Yes, the state DOES provide for needs where no market exists - what economists call Public Goods, and externalities. But, it does this not because it seeks to act in the interests of workers, but because it works in the interest of Capital. Education and Health are both Public Goods, for which there is only a limited market. But, the Capitalist State does not provide these because it seeks to look after the needs of workers for these goods. That is why the quality of both is so poor, compared to their private provision in the market! It seeks to provide these services because Capital needs a relatively educated, relatively healthy supply of workers!

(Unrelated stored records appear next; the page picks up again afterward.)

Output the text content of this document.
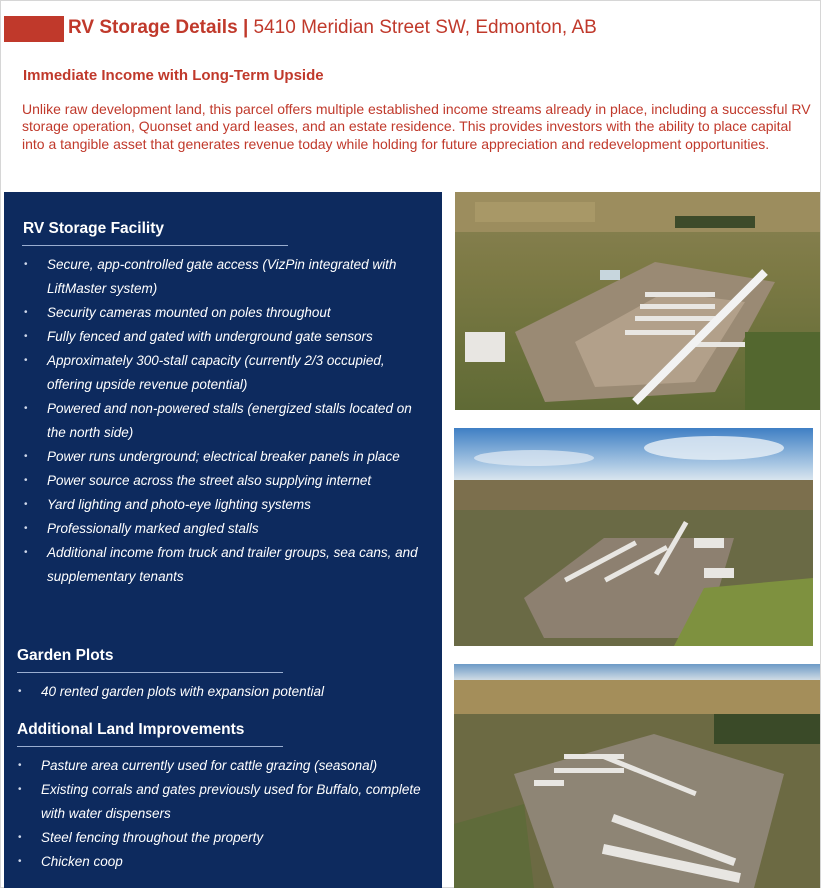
RV Storage Details | 5410 Meridian Street SW, Edmonton, AB
Immediate Income with Long-Term Upside
Unlike raw development land, this parcel offers multiple established income streams already in place, including a successful RV storage operation, Quonset and yard leases, and an estate residence. This provides investors with the ability to place capital into a tangible asset that generates revenue today while holding for future appreciation and redevelopment opportunities.
RV Storage Facility
• Secure, app-controlled gate access (VizPin integrated with LiftMaster system)
• Security cameras mounted on poles throughout
• Fully fenced and gated with underground gate sensors
• Approximately 300-stall capacity (currently 2/3 occupied, offering upside revenue potential)
• Powered and non-powered stalls (energized stalls located on the north side)
• Power runs underground; electrical breaker panels in place
• Power source across the street also supplying internet
• Yard lighting and photo-eye lighting systems
• Professionally marked angled stalls
• Additional income from truck and trailer groups, sea cans, and supplementary tenants
Garden Plots
• 40 rented garden plots with expansion potential
Additional Land Improvements
• Pasture area currently used for cattle grazing (seasonal)
• Existing corrals and gates previously used for Buffalo, complete with water dispensers
• Steel fencing throughout the property
• Chicken coop
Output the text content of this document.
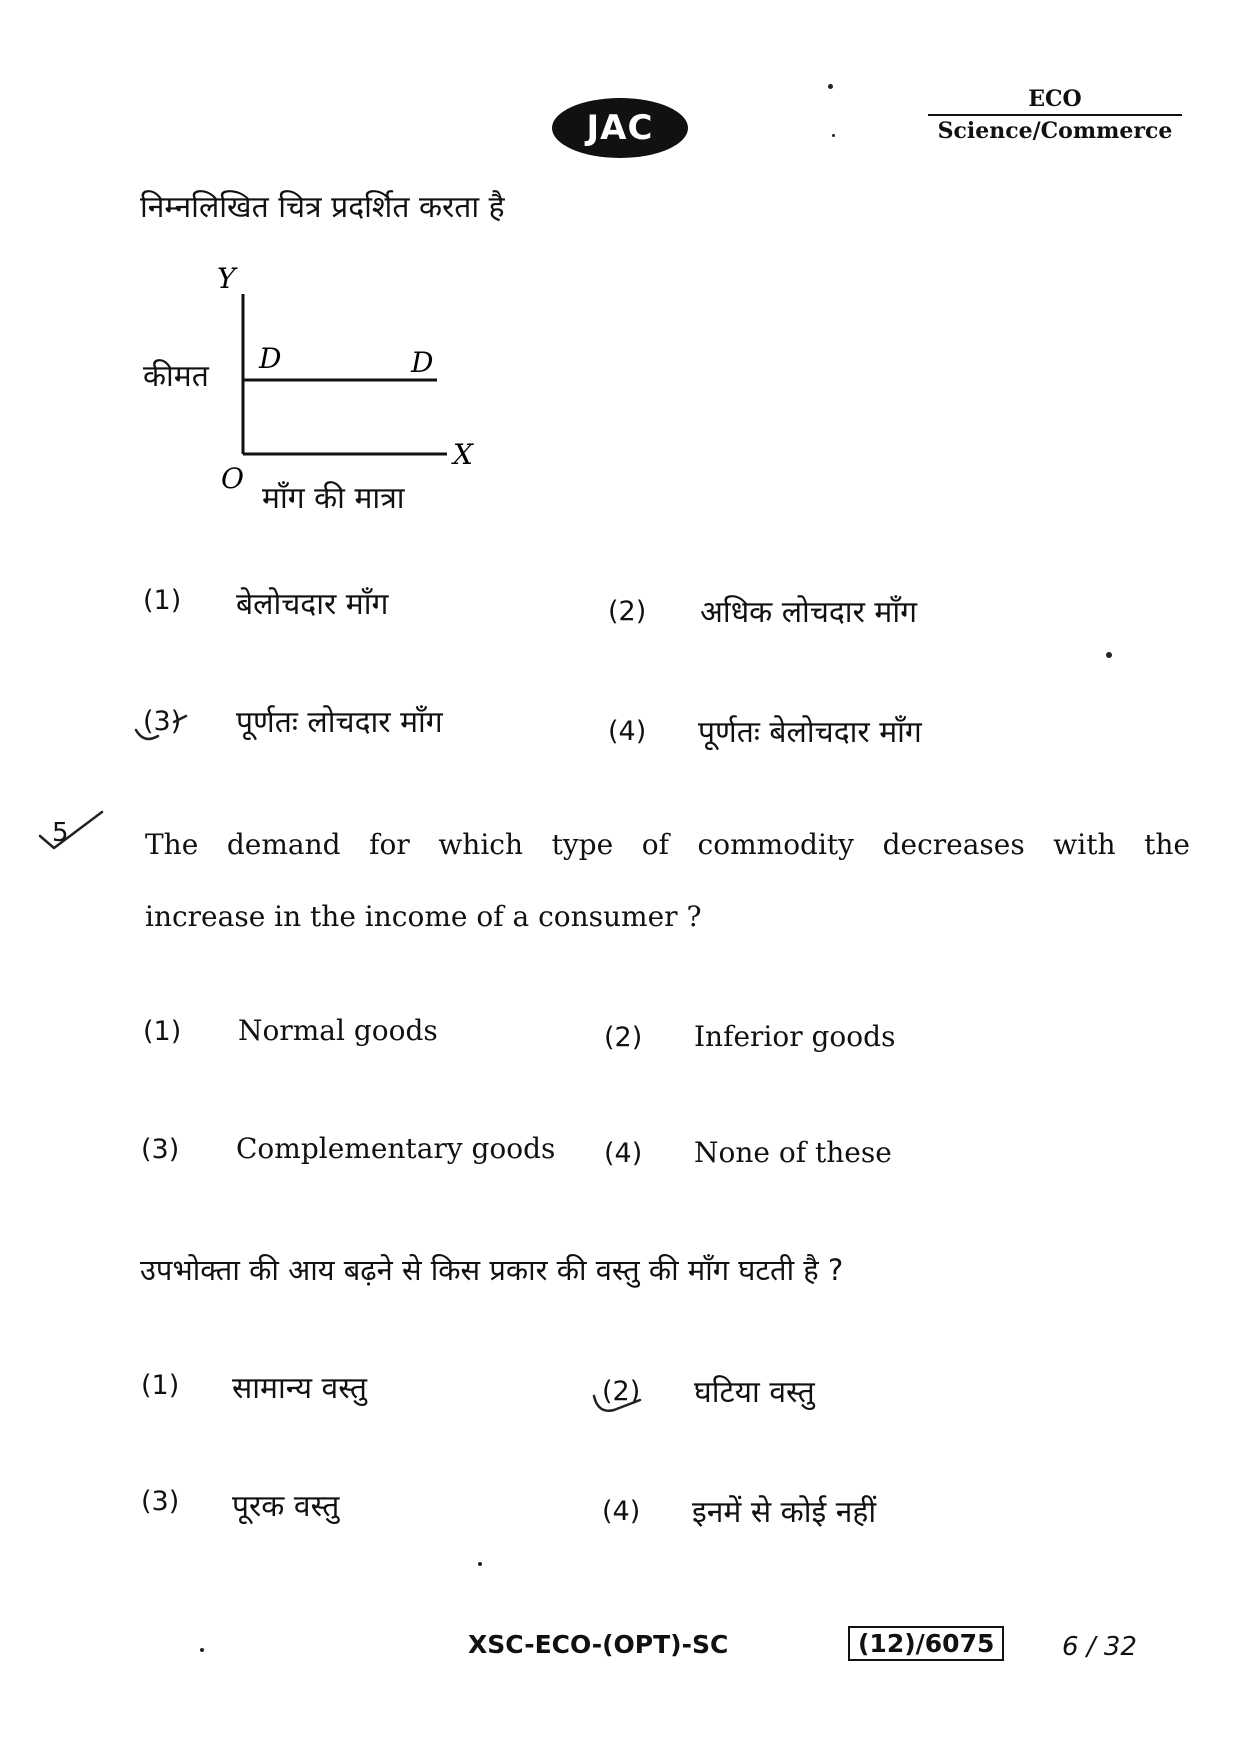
JAC
ECO
Science/Commerce
निम्नलिखित चित्र प्रदर्शित करता है
Y
X
O
D	D
कीमत
माँग की मात्रा
(1) बेलोचदार माँग	(2) अधिक लोचदार माँग
(3) पूर्णतः लोचदार माँग	(4) पूर्णतः बेलोचदार माँग
5	The demand for which type of commodity decreases with the
increase in the income of a consumer ?
(1) Normal goods	(2) Inferior goods
(3) Complementary goods (4) None of these
उपभोक्ता की आय बढ़ने से किस प्रकार की वस्तु की माँग घटती है ?
(1) सामान्य वस्तु	(2) घटिया वस्तु
(3) पूरक वस्तु	(4) इनमें से कोई नहीं
XSC-ECO-(OPT)-SC	(12)/6075	6 / 32
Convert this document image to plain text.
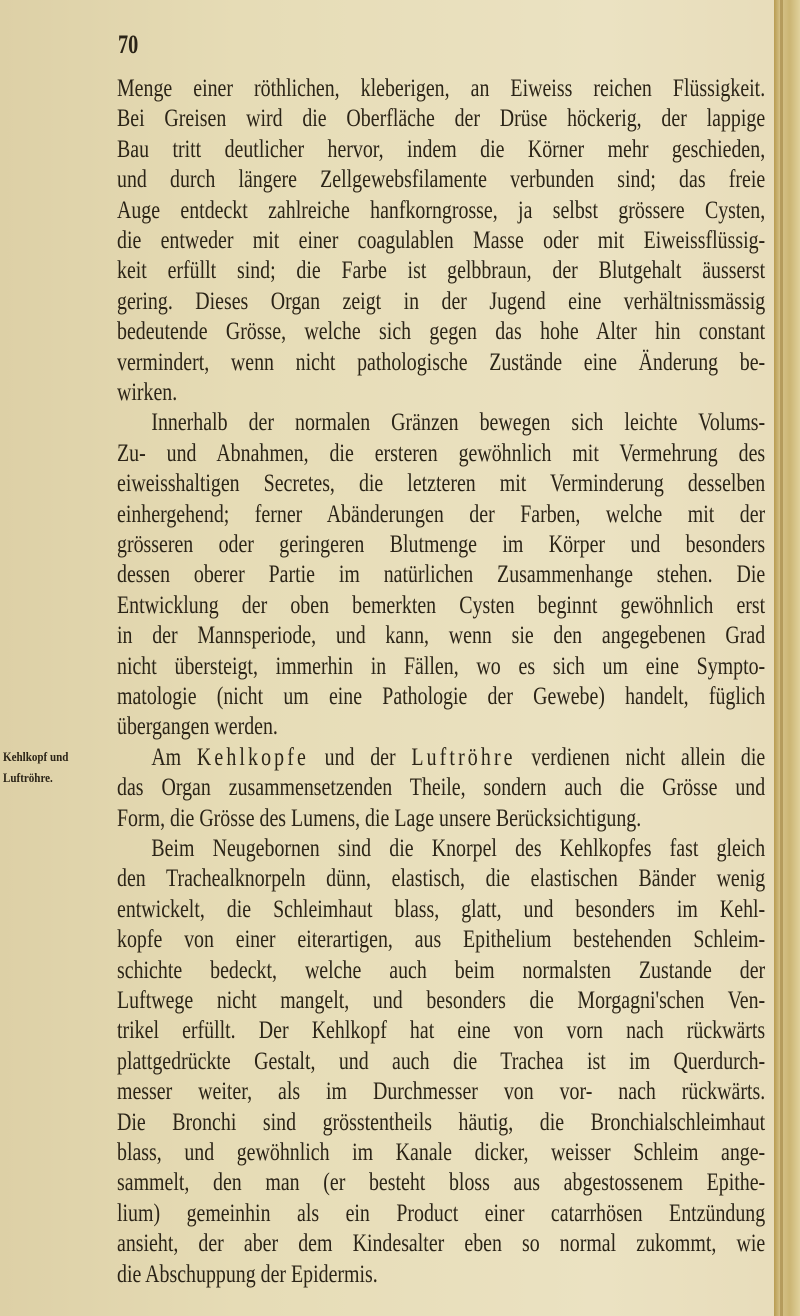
70
Kehlkopf und
Luftröhre.
Menge einer röthlichen, kleberigen, an Eiweiss reichen Flüssigkeit.
Bei Greisen wird die Oberfläche der Drüse höckerig, der lappige
Bau tritt deutlicher hervor, indem die Körner mehr geschieden,
und durch längere Zellgewebsfilamente verbunden sind; das freie
Auge entdeckt zahlreiche hanfkorngrosse, ja selbst grössere Cysten,
die entweder mit einer coagulablen Masse oder mit Eiweissflüssig-
keit erfüllt sind; die Farbe ist gelbbraun, der Blutgehalt äusserst
gering. Dieses Organ zeigt in der Jugend eine verhältnissmässig
bedeutende Grösse, welche sich gegen das hohe Alter hin constant
vermindert, wenn nicht pathologische Zustände eine Änderung be-
wirken.
Innerhalb der normalen Gränzen bewegen sich leichte Volums-
Zu- und Abnahmen, die ersteren gewöhnlich mit Vermehrung des
eiweisshaltigen Secretes, die letzteren mit Verminderung desselben
einhergehend; ferner Abänderungen der Farben, welche mit der
grösseren oder geringeren Blutmenge im Körper und besonders
dessen oberer Partie im natürlichen Zusammenhange stehen. Die
Entwicklung der oben bemerkten Cysten beginnt gewöhnlich erst
in der Mannsperiode, und kann, wenn sie den angegebenen Grad
nicht übersteigt, immerhin in Fällen, wo es sich um eine Sympto-
matologie (nicht um eine Pathologie der Gewebe) handelt, füglich
übergangen werden.
Am Kehlkopfe und der Luftröhre verdienen nicht allein die
das Organ zusammensetzenden Theile, sondern auch die Grösse und
Form, die Grösse des Lumens, die Lage unsere Berücksichtigung.
Beim Neugebornen sind die Knorpel des Kehlkopfes fast gleich
den Trachealknorpeln dünn, elastisch, die elastischen Bänder wenig
entwickelt, die Schleimhaut blass, glatt, und besonders im Kehl-
kopfe von einer eiterartigen, aus Epithelium bestehenden Schleim-
schichte bedeckt, welche auch beim normalsten Zustande der
Luftwege nicht mangelt, und besonders die Morgagni'schen Ven-
trikel erfüllt. Der Kehlkopf hat eine von vorn nach rückwärts
plattgedrückte Gestalt, und auch die Trachea ist im Querdurch-
messer weiter, als im Durchmesser von vor- nach rückwärts.
Die Bronchi sind grösstentheils häutig, die Bronchialschleimhaut
blass, und gewöhnlich im Kanale dicker, weisser Schleim ange-
sammelt, den man (er besteht bloss aus abgestossenem Epithe-
lium) gemeinhin als ein Product einer catarrhösen Entzündung
ansieht, der aber dem Kindesalter eben so normal zukommt, wie
die Abschuppung der Epidermis.
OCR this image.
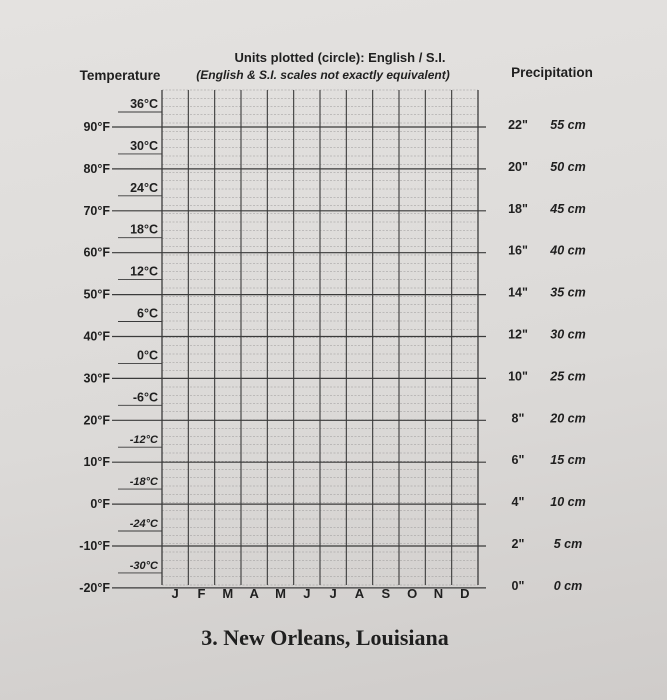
Units plotted (circle): English / S.I.
Temperature	(English & S.I. scales not exactly equivalent)	Precipitation
90°F
80°F
70°F
60°F
50°F
40°F
30°F
20°F
10°F
0°F
-10°F
-20°F
36°C
30°C
24°C
18°C
12°C
6°C
0°C
-6°C
-12°C
-18°C
-24°C
-30°C
22"
20"
18"
16"
14"
12"
10"
8"
6"
4"
2"
0"
55 cm
50 cm
45 cm
40 cm
35 cm
30 cm
25 cm
20 cm
15 cm
10 cm
5 cm
0 cm
J F M A M J J A S O N D
3. New Orleans, Louisiana
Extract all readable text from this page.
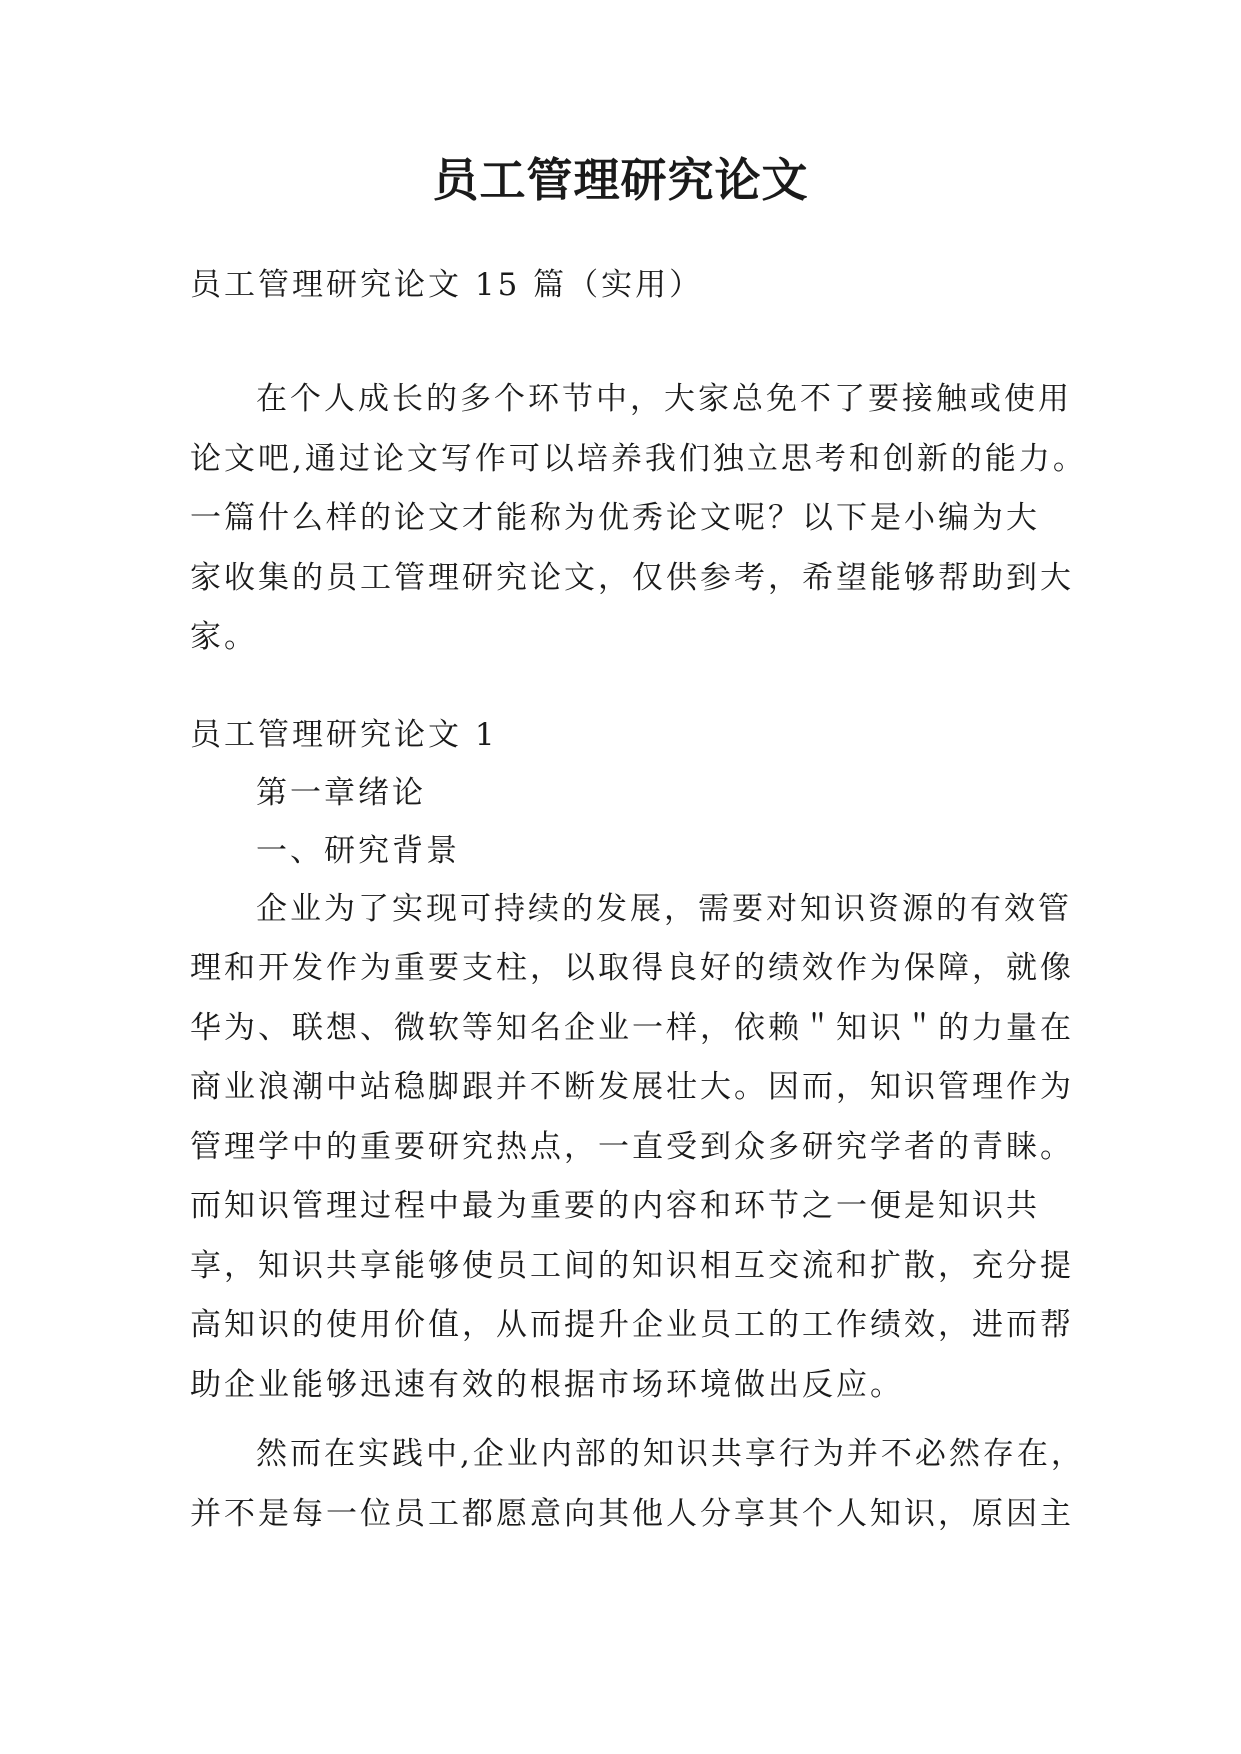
员工管理研究论文
员工管理研究论文 15 篇（实用）
在个人成长的多个环节中，大家总免不了要接触或使用
论文吧,通过论文写作可以培养我们独立思考和创新的能力。
一篇什么样的论文才能称为优秀论文呢？以下是小编为大
家收集的员工管理研究论文，仅供参考，希望能够帮助到大
家。
员工管理研究论文 1
第一章绪论
一、研究背景
企业为了实现可持续的发展，需要对知识资源的有效管
理和开发作为重要支柱，以取得良好的绩效作为保障，就像
华为、联想、微软等知名企业一样，依赖＂知识＂的力量在
商业浪潮中站稳脚跟并不断发展壮大。因而，知识管理作为
管理学中的重要研究热点，一直受到众多研究学者的青睐。
而知识管理过程中最为重要的内容和环节之一便是知识共
享，知识共享能够使员工间的知识相互交流和扩散，充分提
高知识的使用价值，从而提升企业员工的工作绩效，进而帮
助企业能够迅速有效的根据市场环境做出反应。
然而在实践中,企业内部的知识共享行为并不必然存在，
并不是每一位员工都愿意向其他人分享其个人知识，原因主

And it does, "streamlin(e) all services, delivering real value for money but achieving this by simply stopping providing some existing services. So it can then set targets against this reduced service.", and does so precisely because it is working in the interests of Capital.
That is why marxists should not tell workers to rely on this State to provide for these things, but should instead look to the working class bringing the provision of these vital goods and services under its own direct ownership and control as the only guaranteed means by which it can ensure that they meet the real needs of the workers, not the bosses!
We call value for money, shit but cheap!
How can a bureaucratic, non productive-heavy public sector serve capital? I would think it/they would want as streamlined a service as possible that delivered what it desires, i.e. more front line staff and less managers. I would also think that capital/capitalists would want the public sector to only be involved in areas that they could not make money from and only then if the cost of not providing was social breakdown or unrest of some kind.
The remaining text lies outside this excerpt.